Trinko: We see this issue being discussed a lot. You’ve obviously been an advocate on this issue for a long time. What’s your advice to someone who’s not an expert in this area when they’re discussing it with friends and family who may disagree? Like, how do you think they should pursue it?

Lott: I think you need to educate yourself a little bit. Our website at CrimeResearch.org has a lot of information like I’m talking about here.

But I think there are a few simple types of questions you can ask people. If they believe that guns, on net, cause problems, ask them to point to one country in the world that’s banned guns, either all guns or all handguns, and seen the murder rates stay the same or go down. I can’t find a country, or a place, where that’s happened.

You know, Americans are familiar with what happened in Chicago and Washington, D.C., after we had handgun bans. Now they’ll go and they say, … “You [can’t] expect it to work, because unless you ban guns every place in a country, people can still get them from Indiana, or Illinois, or Maryland, or Virginia.” Thing is, that doesn’t explain why [the murder rate] went up. It may explain why it didn’t go down as much as they were predicting it was going to go down.

You can look at island nations that have banned guns, and what you find, whether it be Jamaica, or the Republic of Ireland, or the U.K., their homicide rates went up significantly, sometimes six, sevenfold increases, after they banned guns.

And there’s a simple reason why that’s the case. And that is, when you pass any gun control law, you have to ask yourself, “Who’s most likely to obey it?”

… If I go and ban guns, it’s going to basically be the most law-abiding, good people who are going to turn them in, not the criminals. I mean, you may take some guns away from the criminals, but if you primarily disarm law-abiding citizens, you’re actually going to make it relatively easier for criminals to go and commit crimes.

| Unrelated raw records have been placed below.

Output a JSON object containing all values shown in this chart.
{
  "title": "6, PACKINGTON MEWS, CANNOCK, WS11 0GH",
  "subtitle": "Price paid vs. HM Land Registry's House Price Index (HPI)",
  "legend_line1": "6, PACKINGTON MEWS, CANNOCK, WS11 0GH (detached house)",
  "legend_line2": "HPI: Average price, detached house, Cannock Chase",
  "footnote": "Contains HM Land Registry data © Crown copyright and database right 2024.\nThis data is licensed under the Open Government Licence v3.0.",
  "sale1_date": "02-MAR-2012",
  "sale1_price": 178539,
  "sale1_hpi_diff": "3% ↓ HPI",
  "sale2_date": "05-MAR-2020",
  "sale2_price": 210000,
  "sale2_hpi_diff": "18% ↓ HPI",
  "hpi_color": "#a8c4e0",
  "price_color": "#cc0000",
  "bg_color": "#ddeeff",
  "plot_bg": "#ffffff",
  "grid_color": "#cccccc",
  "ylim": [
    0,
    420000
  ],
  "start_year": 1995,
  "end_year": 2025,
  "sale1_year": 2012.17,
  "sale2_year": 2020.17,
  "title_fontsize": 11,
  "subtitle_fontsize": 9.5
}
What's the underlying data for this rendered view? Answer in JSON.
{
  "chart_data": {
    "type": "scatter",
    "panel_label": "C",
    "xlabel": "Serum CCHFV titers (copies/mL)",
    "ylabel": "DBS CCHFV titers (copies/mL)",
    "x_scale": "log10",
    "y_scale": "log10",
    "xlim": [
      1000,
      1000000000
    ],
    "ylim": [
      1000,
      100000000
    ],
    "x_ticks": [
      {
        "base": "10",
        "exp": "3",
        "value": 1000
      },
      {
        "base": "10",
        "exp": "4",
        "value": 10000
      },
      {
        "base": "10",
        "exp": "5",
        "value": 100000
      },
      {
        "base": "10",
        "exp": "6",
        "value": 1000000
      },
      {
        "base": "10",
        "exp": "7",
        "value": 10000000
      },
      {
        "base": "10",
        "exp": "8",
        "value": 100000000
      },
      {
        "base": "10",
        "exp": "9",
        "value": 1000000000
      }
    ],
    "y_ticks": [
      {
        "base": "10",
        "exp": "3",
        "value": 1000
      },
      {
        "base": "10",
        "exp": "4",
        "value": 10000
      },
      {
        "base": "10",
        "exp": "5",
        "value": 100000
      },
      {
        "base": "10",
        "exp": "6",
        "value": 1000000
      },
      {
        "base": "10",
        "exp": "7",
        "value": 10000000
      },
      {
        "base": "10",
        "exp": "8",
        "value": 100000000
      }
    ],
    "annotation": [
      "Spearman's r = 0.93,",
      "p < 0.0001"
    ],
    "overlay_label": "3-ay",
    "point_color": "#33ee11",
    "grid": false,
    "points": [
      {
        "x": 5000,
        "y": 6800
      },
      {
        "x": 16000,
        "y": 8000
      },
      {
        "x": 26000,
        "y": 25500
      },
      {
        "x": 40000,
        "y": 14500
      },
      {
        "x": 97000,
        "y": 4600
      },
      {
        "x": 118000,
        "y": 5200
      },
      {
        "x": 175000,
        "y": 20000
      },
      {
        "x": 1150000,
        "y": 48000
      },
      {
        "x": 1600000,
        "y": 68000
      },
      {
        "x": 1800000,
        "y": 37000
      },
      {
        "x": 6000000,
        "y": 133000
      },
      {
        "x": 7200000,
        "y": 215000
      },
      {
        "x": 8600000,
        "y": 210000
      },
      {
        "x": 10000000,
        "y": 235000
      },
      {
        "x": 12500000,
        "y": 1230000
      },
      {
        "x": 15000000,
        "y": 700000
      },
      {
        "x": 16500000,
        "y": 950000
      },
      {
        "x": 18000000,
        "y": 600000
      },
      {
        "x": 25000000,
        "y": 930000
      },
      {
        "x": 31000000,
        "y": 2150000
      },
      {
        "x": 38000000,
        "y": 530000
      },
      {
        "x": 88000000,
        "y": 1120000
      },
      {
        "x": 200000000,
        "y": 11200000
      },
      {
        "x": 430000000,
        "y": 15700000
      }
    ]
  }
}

And people may point to Australia or something, Australia didn’t ban guns. Their firearm homicide and firearm suicide rates were falling for 15 years prior to the buyback that they had in ’96 and ’97, and it continued falling afterward, but actually at a much slower rate than it was falling beforehand. So, if anything, it looks like it actually was detrimental to the decline that they were having in those types of rates up until the buyback.

And in addition, they didn’t ban guns in Australia. What they did was they bought them back. But people, after the buyback, were allowed to go and buy guns again. And by 2010, the gun ownership rate in Australia was significantly above where it was prior to the buyback. So, it doesn’t fit any of their stories.

Trinko: Interesting. You certainly hear the left bring up Australia a lot. Well, John Lott, thank you so much for joining us today.

Lott: Thanks very much. If people want to find more they can go to our website at CrimeResearch.org.